NPA: ‘Good First Step’ But Dark Clouds Loom
While NPA viewed the enforcement discretion guidance as a critical first step following its 2021 lawsuit and citizen petition, Daniel Fabricant, PhD, president and CEO of NPA, made the case there’s reason to believe this retroactive application of the drug preclusion provision won’t be limited to just NAC. Further, NPA believes the mandatory product listing FDA proposed in its 2023 budget request will only serve to muddy the waters and cause potential economic harm, should it move forward.

“We’re glad we won this round, but we’re not glad we had to go to such great lengths to secure this for American consumers and a functioning regulatory regime. FDA could have and should have reached this decision years ago, but I credit NPA’s members for realizing what was at stake and being committed to this extraordinary effort,” said Fabricant.

“While this is a good first step, we still see dark clouds on the horizon,” he added. “Citizens petitions and lawsuits should be the exception and not the rule, but FDA’s inaction on CBD is very similar to the NAC discussion. We also see greater risk of this happening on a widespread scale if efforts to pass unnecessary and unwise product listing requirements throw more sand in the gears of timely agency proceedings.”

Companies have experienced “significant economic harm as a direct result to the agency’s actions on NAC,” Fabricant continued. “Had mandatory product listing been in place at the time of FDA’s action we are confident the economic harm would have been more significant than it already has been for industry stakeholders who provide millions of consumers with NAC. We have to find a remedy to other actions that have adversely impacted the NAC market, specifically the denial of export certificates and the delisting of NAC from certain e-commerce platforms.”

NPA will be hosting a webinar on this NAC regulatory update on April 26.

CRN: Still Evaluating Options to Clarify Intent of Drug Preclusion Provision
Upon denial of its citizen petition, CRN President and CEO Steve Mister characterized FDA’s handling of NAC as an “extralegal power grab” by applying DSHEA retroactively.

He said he’s hopeful the agency’s enforcement discretion guidance will provide retailers with assurance that they can continue or resume selling NAC-containing supplements.

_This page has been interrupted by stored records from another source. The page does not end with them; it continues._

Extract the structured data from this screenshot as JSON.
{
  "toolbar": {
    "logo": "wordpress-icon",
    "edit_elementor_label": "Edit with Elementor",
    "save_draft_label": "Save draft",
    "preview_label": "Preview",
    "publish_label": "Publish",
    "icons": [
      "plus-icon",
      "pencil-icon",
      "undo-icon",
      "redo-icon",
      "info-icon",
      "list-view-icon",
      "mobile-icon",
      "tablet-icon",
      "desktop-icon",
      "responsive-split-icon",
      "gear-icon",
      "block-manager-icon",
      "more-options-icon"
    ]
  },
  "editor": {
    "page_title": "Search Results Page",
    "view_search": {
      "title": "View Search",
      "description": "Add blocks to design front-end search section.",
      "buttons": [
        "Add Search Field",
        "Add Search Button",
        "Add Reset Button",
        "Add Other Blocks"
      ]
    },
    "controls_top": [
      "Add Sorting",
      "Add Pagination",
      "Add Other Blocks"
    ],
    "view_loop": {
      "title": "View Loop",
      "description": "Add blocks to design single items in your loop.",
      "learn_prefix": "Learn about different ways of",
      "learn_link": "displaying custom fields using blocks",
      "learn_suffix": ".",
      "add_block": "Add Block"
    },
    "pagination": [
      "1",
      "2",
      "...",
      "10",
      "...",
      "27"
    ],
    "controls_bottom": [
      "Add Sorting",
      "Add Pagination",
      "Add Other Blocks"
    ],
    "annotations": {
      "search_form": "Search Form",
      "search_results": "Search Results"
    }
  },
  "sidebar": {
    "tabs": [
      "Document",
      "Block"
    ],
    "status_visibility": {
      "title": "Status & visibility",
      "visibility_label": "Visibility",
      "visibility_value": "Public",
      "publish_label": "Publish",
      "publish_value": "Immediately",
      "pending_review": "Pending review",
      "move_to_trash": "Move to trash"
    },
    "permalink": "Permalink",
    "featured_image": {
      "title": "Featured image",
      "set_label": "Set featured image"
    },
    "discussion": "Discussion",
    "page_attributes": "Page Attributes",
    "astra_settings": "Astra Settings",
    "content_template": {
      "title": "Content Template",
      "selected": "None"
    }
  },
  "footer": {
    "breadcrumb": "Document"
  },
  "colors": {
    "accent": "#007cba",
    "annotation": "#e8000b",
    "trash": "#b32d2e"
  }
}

“CRN appreciates FDA’s quick action following its March 31 response to our citizen petition with the announcement of this draft guidance today. We thank FDA for realizing that retailers and marketers of NAC need clarity and certainty in the market and assurance from the agency that there are no known safety concerns with these products,” Mister said.

“CRN looks forward to working with our retail partners and other stakeholders in continuing to assure consumers have access to otherwise lawful dietary supplements containing NAC,” he added. “But CRN also continues to express our disagreement with FDA’s reasoning that led to this announcement. We believe FDA’s overly expansive interpretation of the drug preclusion provision in the federal Food, Drug, & Cosmetic Act and retroactive application of the clause are misplaced and set a dangerous precedent for the agency to remove other lawful dietary ingredients from the market based on the assertions of pre-1994 drug approvals or clinical investigations.”

“Without consideration of routes of administration, dosage/serving levels, biological mechanisms of action, or the intended uses of the products, FDA would allow drug manufacturers to remove safe and beneficial dietary supplements from consumers using decades old research to get a monopoly for their pharmaceuticals,” Mister said. “We continue to evaluate our options to revise the statute to clarify the original intent of the drug preclusion provision.”